Delphi makes threading a very easy process, I’ve used it on numerous projects however there’s always room to learn new tricks.

When multiple threads want to access the same shared data you have to lock it to avoid complications, in my projects I use a TCriticalSection.
The Delphi docs and even my Mastering Delphi book were very vague on the use of this and so I’m hoping that this post will help others avoid the pitfall of misuse I did:

I assumed that I could use a Critical Section like so:

//vars, I use them as part of a class
var
cs : TCriticalSection;
anInt: integer;
aList: TList;

//create the CriticalSection when my class is created
TMyClass.Create
begin
cs := TCriticalSection.Create;
end;

//thread wants to access the int
cs.Enter;
doSomethingtoInt(anInt);
cs.leave;

//thread want sto do something to the TList
cs.Enter;
aList.add(anItem);
cs.Leave;

This is very wrong for the following reasons (and probably more):
1) I should have use a TThreadSafeList with auto locking built in for thread safe use
2) Using the same CriticalSection on two different sections of data is completely wrong. Each data that needs locking and is used in different routines or accessed at different times should have it’s own CriticalSection like so:

//Global vars
var
iCS : TCriticalSection;
lCS : TCriticalSection
anInt: integer;
aList: TList;

//create the CriticalSection when my class was created
TMyClass.Create
begin
iCS := TCriticalSection.Create;
lCS := TCriticalSection.Create;
end;

//thread wants to access the int
iCS.Enter;
doSomethingtoInt(anInt);
iCS.leave;

//thread wants to do something to the TList
aCS.Enter;
aList.add(anItem);
aCS.Leave;

Again, I must stress that if you need to use a TList with threads a much saner and safer option is to use a TThreadSafeList which locks the contained TList for you.
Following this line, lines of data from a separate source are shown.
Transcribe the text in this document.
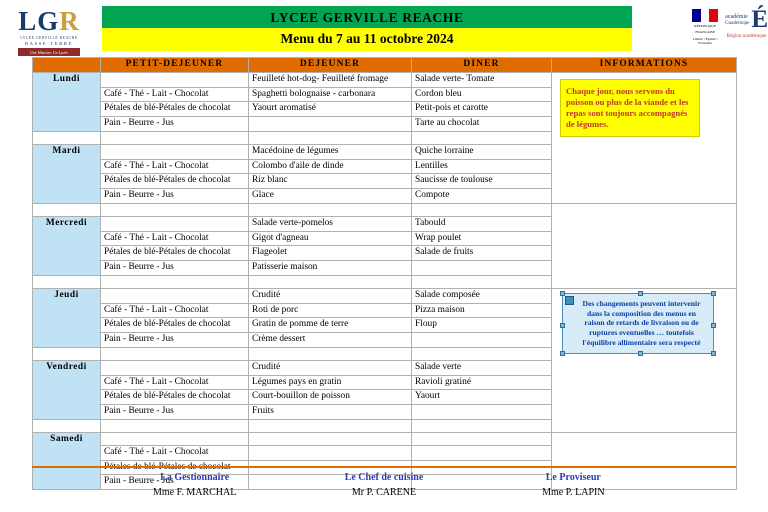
LGR
LYCEE GERVILLE REACHE
BASSE-TERRE
Une Histoire, Un Lycée
LYCEE GERVILLE REACHE
Menu du 7 au 11 octobre 2024
RÉPUBLIQUE
FRANÇAISE
Liberté • Égalité • Fraternité
académie
Guadeloupe É
Région académique
	PETIT-DEJEUNER	DEJEUNER	DINER	INFORMATIONS
Lundi		Feuilleté hot-dog- Feuilleté fromage	Salade verte- Tomate	Chaque jour, nous servons du poisson ou plus de la viande et les repas sont toujours accompagnés de légumes.

	Café - Thé - Lait - Chocolat	Spaghetti bolognaise - carbonara	Cordon bleu	
	Pétales de blé-Pétales de chocolat	Yaourt aromatisé	Petit-pois et carotte	
	Pain - Beurre - Jus		Tarte au chocolat	

Mardi		Macédoine de légumes	Quiche lorraine	
	Café - Thé - Lait - Chocolat	Colombo d'aile de dinde	Lentilles	
	Pétales de blé-Pétales de chocolat	Riz blanc	Saucisse de toulouse	
	Pain - Beurre - Jus	Glace	Compote	

Mercredi		Salade verte-pomelos	Tabould	
	Café - Thé - Lait - Chocolat	Gigot d'agneau	Wrap poulet	
	Pétales de blé-Pétales de chocolat	Flageolet	Salade de fruits	
	Pain - Beurre - Jus	Patisserie maison		

Jeudi		Crudité	Salade composée	Des changements peuvent intervenir dans la composition des menus en raison de retards de livraison ou de ruptures eventuelles … toutefois l'équilibre allimentaire sera respecté

	Café - Thé - Lait - Chocolat	Roti de porc	Pizza maison	
	Pétales de blé-Pétales de chocolat	Gratin de pomme de terre	Floup	
	Pain - Beurre - Jus	Crème dessert		

Vendredi		Crudité	Salade verte	
	Café - Thé - Lait - Chocolat	Légumes pays en gratin	Ravioli gratiné	
	Pétales de blé-Pétales de chocolat	Court-bouillon de poisson	Yaourt	
	Pain - Beurre - Jus	Fruits		

Samedi				
	Café - Thé - Lait - Chocolat			
	Pétales de blé-Pétales de chocolat			
	Pain - Beurre - Jus			
La Gestionnaire
Mme F. MARCHAL
Le Chef de cuisine
Mr P. CARENE
Le Proviseur
Mme P. LAPIN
If you need to access the internal TList of a TThreadSafeList the following code works great:

with threadedList.LockList do
try
for x := 0 to Count – 1 do begin
doSomething(items[x]);
end;
finally
threadedList.UnlockList;
end;

However simple actions such as adding an item are like so:

threadedList.Add(anItem);

A simple unit containing a class that spawns several threads and uses TCriticalSections to protect the data would look like so:

unit myClassUnit;

interface
uses
SyncObjs;

type
myClass = class
private
anInt: Integer;
aWord: word;
intCS: TCriticalSection;
wordCS: TCriticalSection;
public
Constructor Create;
Destructor Destroy;
Procedure IncInt;
Procedure IncWord;
procedure decInt;
Procedure spawnThread;
end;

implementation

{ myClass }

constructor myClass.Create;
begin
anInt := 0;
aWord := 0;
intCS := TCriticalSection.Create;
wordCS := TCriticalSection.Create;
end;

destructor myClass.Destroy;
begin
intCS.Free;
wordCS.Free;
end;

procedure myClass.decInt;
begin
intCS.Enter;
dec(anInt);
intCS.Leave;
end;

procedure myClass.IncInt;
begin
intCs.Enter;
inc(anInt);
intCS.Leave;
end;

procedure myClass.IncWord;
begin
wordCS.Enter;
inc(aWord);
wordCS.Leave;
end;

procedure myClass.spawnThread;
var
aThread : TMyThread;
begin
aThread := TMyThread.Create(False);
end;

end.

Usage would be as simple as

var
theClass : TMyClass;
x : integer;
begin
theClass := TMyClass.Create;
for x := 0 to 3 do begin
theClass.spawnThread;
end;

with the threads calling the inc or dec procedures like so:

theClass.incInt;
theClass.decInt;
theClass.incWord;

with no risk of data corruption being caused by multiple or conflicting calls to the procedures by different threads.